A runtime governance operating model from Niharika Srivastav & Sanjay Saxena ("not a checklist, a repeatable operating model"). "VERDICT doesn't prevent AI. It prevents AI from going unchecked."★
| — | Pillar | Problem it fixes | Control |
|---|---|---|---|
| V | Validation | Agents execute unapproved actions | Pre-execution validation gates |
| E | Evidence | No audit trail | Immutable timestamped action logs |
| R | Runtime Control | Governance only pre-deployment | Kill-switch + live policy enforcement |
| D | Decisions | No explainability | Decision logging with reasoning |
| I | Identity | No accountability | Agent identity registry + human owners |
| C | Cost & Compliance | Unchecked spend + regulation | Spend caps + regulatory guardrails |
| T | Transparency | Black-box operation | Real-time dashboards + reporting |
Why runtime, not just pre-deployment review? "Traditional governance was designed for humans, who operate slowly and within org charts. Agents act faster than review cycles, don't follow org charts, and don't ask permission." The Knight Capital incident took 45 minutes; a broad-permission agent does equivalent damage in seconds.
And the climb is sequential: EXPOSE (discover every agent, map risk) → BIND (give each an identity + owner + validation gates) → ENFORCE (deploy the runtime control layer + logging) → SELF-GOVERN (continuous monitoring, agents watching agents). You cannot BIND what you haven't EXPOSEd.
| Day / topic | Governance touchpoint | Pillars / phase |
|---|---|---|
| 1 · Spectrum & Harness | The harness's guardrails/hooks and observability are build-time seeds of governance; VERDICT extends them to runtime. The org lens = the maturity ladder. | VER · EXPOSE |
| 2 · Tools & MCP | Every tool call is what validation gates and spend caps govern. The confused-deputy problem is an Identity/accountability failure. | VIC · BIND |
| 3 · Sessions & Memory | Session events are the substrate for immutable logs and decision reasoning; memory governance = what an agent may persist. | EDC |
| 4 · Security & Evaluation | Densest overlap: Google's 7-pillar security ≈ VERDICT's 7 pillars; intent-drift / trust-decay is the case for runtime control + transparency. Evals are validation evidence. | all 7 · ENFORCE |
| 5 · Spec-Driven Production | Zero-trust agent dev = Identity + Validation; spec files are where governance policy is declared (BIND); the production target is ladder Level 3. | IVT · ENFORCE→SELF-GOVERN |
Day 4's whitepaper reaches the governance framework from the security side. The two are two vocabularies for one trust surface: Google leads with where controls live (infra→governance), VERDICT with what is enforced at runtime. Both assert the same thing: trust is continuously earned, not granted once ("Effective Trust" = "prevents AI from going unchecked").
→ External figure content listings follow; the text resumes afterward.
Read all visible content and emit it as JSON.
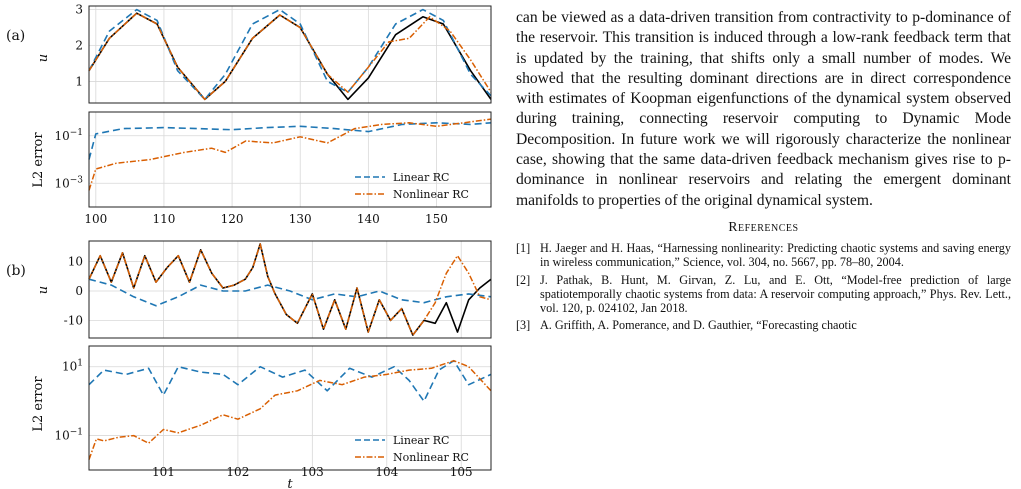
{
  "figure": {
    "panels": [
      {
        "label": "(a)",
        "top_ylabel": "u0",
        "bottom_ylabel": "L2 error",
        "x_ticks": [
          "100",
          "110",
          "120",
          "130",
          "140",
          "150"
        ],
        "top_y_ticks": [
          "1",
          "2",
          "3"
        ],
        "bottom_y_ticks": [
          "10^-1",
          "10^-3"
        ],
        "legend": [
          "Linear RC",
          "Nonlinear RC"
        ]
      },
      {
        "label": "(b)",
        "top_ylabel": "u0",
        "bottom_ylabel": "L2 error",
        "xlabel": "t",
        "x_ticks": [
          "101",
          "102",
          "103",
          "104",
          "105"
        ],
        "top_y_ticks": [
          "10",
          "0",
          "-10"
        ],
        "bottom_y_ticks": [
          "10^1",
          "10^-1"
        ],
        "legend": [
          "Linear RC",
          "Nonlinear RC"
        ]
      }
    ],
    "colors": {
      "truth": "#000000",
      "linear": "#1f77b4",
      "nonlinear": "#d95f02"
    }
  },
  "chart_data": [
    {
      "type": "line",
      "title": "",
      "xlabel": "",
      "ylabel": "u0",
      "xlim": [
        99,
        158
      ],
      "ylim": [
        0.4,
        3.1
      ],
      "series": [
        {
          "x": [
            99,
            102,
            106,
            109,
            112,
            116,
            119,
            123,
            127,
            130,
            134,
            137,
            140,
            144,
            148,
            151,
            155,
            158
          ],
          "values": [
            1.3,
            2.2,
            2.9,
            2.6,
            1.4,
            0.5,
            1.0,
            2.2,
            2.85,
            2.5,
            1.2,
            0.5,
            1.1,
            2.3,
            2.8,
            2.6,
            1.3,
            0.5
          ]
        },
        {
          "name": "Linear RC",
          "x": [
            99,
            102,
            106,
            109,
            112,
            116,
            119,
            123,
            127,
            130,
            134,
            137,
            140,
            144,
            148,
            151,
            155,
            158
          ],
          "values": [
            1.3,
            2.4,
            3.0,
            2.7,
            1.3,
            0.5,
            1.2,
            2.6,
            3.0,
            2.6,
            1.0,
            0.7,
            1.4,
            2.6,
            3.0,
            2.7,
            1.2,
            0.6
          ]
        },
        {
          "name": "Nonlinear RC",
          "x": [
            99,
            102,
            106,
            109,
            112,
            116,
            119,
            123,
            127,
            130,
            134,
            137,
            140,
            143,
            146,
            149,
            152,
            155,
            158
          ],
          "values": [
            1.3,
            2.2,
            2.9,
            2.6,
            1.4,
            0.5,
            1.0,
            2.2,
            2.85,
            2.5,
            1.2,
            0.7,
            1.4,
            2.1,
            2.2,
            2.8,
            2.4,
            1.6,
            0.7
          ]
        }
      ]
    },
    {
      "type": "line",
      "title": "",
      "xlabel": "",
      "ylabel": "L2 error",
      "xlim": [
        99,
        158
      ],
      "ylim": [
        0.0001,
        1
      ],
      "log_y": true,
      "series": [
        {
          "name": "Linear RC",
          "x": [
            99,
            100,
            104,
            110,
            115,
            120,
            125,
            130,
            135,
            140,
            145,
            150,
            155,
            158
          ],
          "values": [
            0.01,
            0.12,
            0.2,
            0.22,
            0.2,
            0.18,
            0.22,
            0.25,
            0.2,
            0.15,
            0.3,
            0.35,
            0.3,
            0.35
          ]
        },
        {
          "name": "Nonlinear RC",
          "x": [
            99,
            100,
            103,
            108,
            113,
            117,
            119,
            122,
            126,
            130,
            134,
            138,
            142,
            146,
            150,
            154,
            158
          ],
          "values": [
            0.0005,
            0.004,
            0.007,
            0.01,
            0.02,
            0.03,
            0.02,
            0.06,
            0.05,
            0.09,
            0.05,
            0.2,
            0.3,
            0.35,
            0.25,
            0.35,
            0.5
          ]
        }
      ]
    },
    {
      "type": "line",
      "title": "",
      "xlabel": "",
      "ylabel": "u0",
      "xlim": [
        100.0,
        105.4
      ],
      "ylim": [
        -16,
        17
      ],
      "series": [
        {
          "x": [
            100.0,
            100.15,
            100.3,
            100.45,
            100.6,
            100.75,
            100.9,
            101.05,
            101.2,
            101.35,
            101.5,
            101.65,
            101.8,
            101.95,
            102.1,
            102.2,
            102.3,
            102.4,
            102.5,
            102.65,
            102.8,
            103.0,
            103.15,
            103.3,
            103.45,
            103.6,
            103.75,
            103.9,
            104.05,
            104.2,
            104.35,
            104.5,
            104.65,
            104.8,
            104.95,
            105.1,
            105.25,
            105.4
          ],
          "values": [
            4,
            12,
            3,
            13,
            1,
            12,
            3,
            8,
            12,
            3,
            14,
            6,
            1,
            2,
            4,
            8,
            16,
            5,
            -1,
            -8,
            -11,
            -1,
            -13,
            -3,
            -13,
            1,
            -14,
            -3,
            -10,
            -6,
            -15,
            -10,
            -11,
            -4,
            -14,
            -3,
            1,
            4
          ]
        },
        {
          "name": "Linear RC",
          "x": [
            100.0,
            100.3,
            100.6,
            100.9,
            101.2,
            101.5,
            101.8,
            102.1,
            102.4,
            102.7,
            103.0,
            103.3,
            103.6,
            103.9,
            104.2,
            104.5,
            104.8,
            105.1,
            105.4
          ],
          "values": [
            4,
            2,
            -2,
            -5,
            -2,
            2,
            0,
            0,
            2,
            0,
            -3,
            -1,
            -2,
            0,
            -3,
            -4,
            -2,
            -1,
            -2
          ]
        },
        {
          "name": "Nonlinear RC",
          "x": [
            100.0,
            100.15,
            100.3,
            100.45,
            100.6,
            100.75,
            100.9,
            101.05,
            101.2,
            101.35,
            101.5,
            101.65,
            101.8,
            101.95,
            102.1,
            102.2,
            102.3,
            102.4,
            102.5,
            102.65,
            102.8,
            103.0,
            103.15,
            103.3,
            103.45,
            103.6,
            103.75,
            103.9,
            104.05,
            104.2,
            104.35,
            104.5,
            104.65,
            104.8,
            104.95,
            105.1,
            105.25,
            105.4
          ],
          "values": [
            4,
            12,
            3,
            13,
            1,
            12,
            3,
            8,
            12,
            3,
            14,
            6,
            1,
            2,
            4,
            8,
            16,
            5,
            -1,
            -8,
            -11,
            -1,
            -13,
            -3,
            -13,
            1,
            -14,
            -3,
            -10,
            -6,
            -15,
            -10,
            -4,
            6,
            12,
            6,
            -2,
            -3
          ]
        }
      ]
    },
    {
      "type": "line",
      "title": "",
      "xlabel": "t",
      "ylabel": "L2 error",
      "xlim": [
        100.0,
        105.4
      ],
      "ylim": [
        0.01,
        40
      ],
      "log_y": true,
      "series": [
        {
          "name": "Linear RC",
          "x": [
            100.0,
            100.2,
            100.5,
            100.8,
            101.0,
            101.2,
            101.5,
            101.8,
            102.0,
            102.3,
            102.6,
            102.9,
            103.2,
            103.5,
            103.8,
            104.1,
            104.3,
            104.5,
            104.7,
            104.9,
            105.1,
            105.4
          ],
          "values": [
            3,
            8,
            6,
            9,
            1.5,
            10,
            7,
            6,
            3,
            10,
            5,
            8,
            2,
            9,
            5,
            10,
            4,
            1,
            8,
            15,
            3,
            6
          ]
        },
        {
          "name": "Nonlinear RC",
          "x": [
            100.0,
            100.1,
            100.2,
            100.4,
            100.6,
            100.8,
            101.0,
            101.2,
            101.5,
            101.8,
            102.0,
            102.3,
            102.5,
            102.8,
            103.1,
            103.4,
            103.7,
            104.0,
            104.3,
            104.6,
            104.9,
            105.1,
            105.4
          ],
          "values": [
            0.02,
            0.08,
            0.07,
            0.09,
            0.1,
            0.06,
            0.15,
            0.12,
            0.2,
            0.4,
            0.3,
            0.6,
            1.5,
            2,
            4,
            3,
            5,
            6,
            8,
            9,
            15,
            10,
            2
          ]
        }
      ]
    }
  ],
  "text": {
    "paragraph": "can be viewed as a data-driven transition from contractivity to p-dominance of the reservoir. This transition is induced through a low-rank feedback term that is updated by the training, that shifts only a small number of modes. We showed that the resulting dominant directions are in direct correspondence with estimates of Koopman eigenfunctions of the dynamical system observed during training, connecting reservoir computing to Dynamic Mode Decomposition. In future work we will rigorously characterize the nonlinear case, showing that the same data-driven feedback mechanism gives rise to p-dominance in nonlinear reservoirs and relating the emergent dominant manifolds to properties of the original dynamical system.",
    "references_heading": "References",
    "refs": [
      {
        "num": "[1]",
        "text": "H. Jaeger and H. Haas, “Harnessing nonlinearity: Predicting chaotic systems and saving energy in wireless communication,” Science, vol. 304, no. 5667, pp. 78–80, 2004."
      },
      {
        "num": "[2]",
        "text": "J. Pathak, B. Hunt, M. Girvan, Z. Lu, and E. Ott, “Model-free prediction of large spatiotemporally chaotic systems from data: A reservoir computing approach,” Phys. Rev. Lett., vol. 120, p. 024102, Jan 2018."
      },
      {
        "num": "[3]",
        "text": "A. Griffith, A. Pomerance, and D. Gauthier, “Forecasting chaotic"
      }
    ]
  }
}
| Google pillar | Focus | ≈ VERDICT |
|---|---|---|
| 1 Infrastructure & Networking | ephemeral sandbox, egress | R containment |
| 2 Data | CMEK/mTLS, tenant partitioning, least-priv | C + I scoped access |
| 3 Model | protect instructions, semantic attacks | V input validation |
| 4 Application & Runtime | LLM firewall, hooks, gateway | V + R gates & kill |
| 5 Identity & Access | SPIFFE, ABAC, JIT, confused deputy | I Identity |
| 6 Observability & SecOps | Red/Blue/Green, drift, circuit breaker | E + R |
| 7 Governance | audit trail, attestation, EU AI Act, logic reviews | T + D + C |
And the second axis: Day 4's evaluation framework (7 quality dimensions) is V Validation of value, the twin of security's Validation of safety. Source: Kartakis, Eidelman, Bakkali & Subasioglu, Day 4 pp.9–11.
★ Source: Niharika Srivastav & Sanjay Saxena, "7 Steps to Govern AI Agents" (Maven live session, 2026-05-24), captured from that session. Confidence on the source: medium (single session), treat the shape as the durable contribution, refine specifics as you find corroborating sources.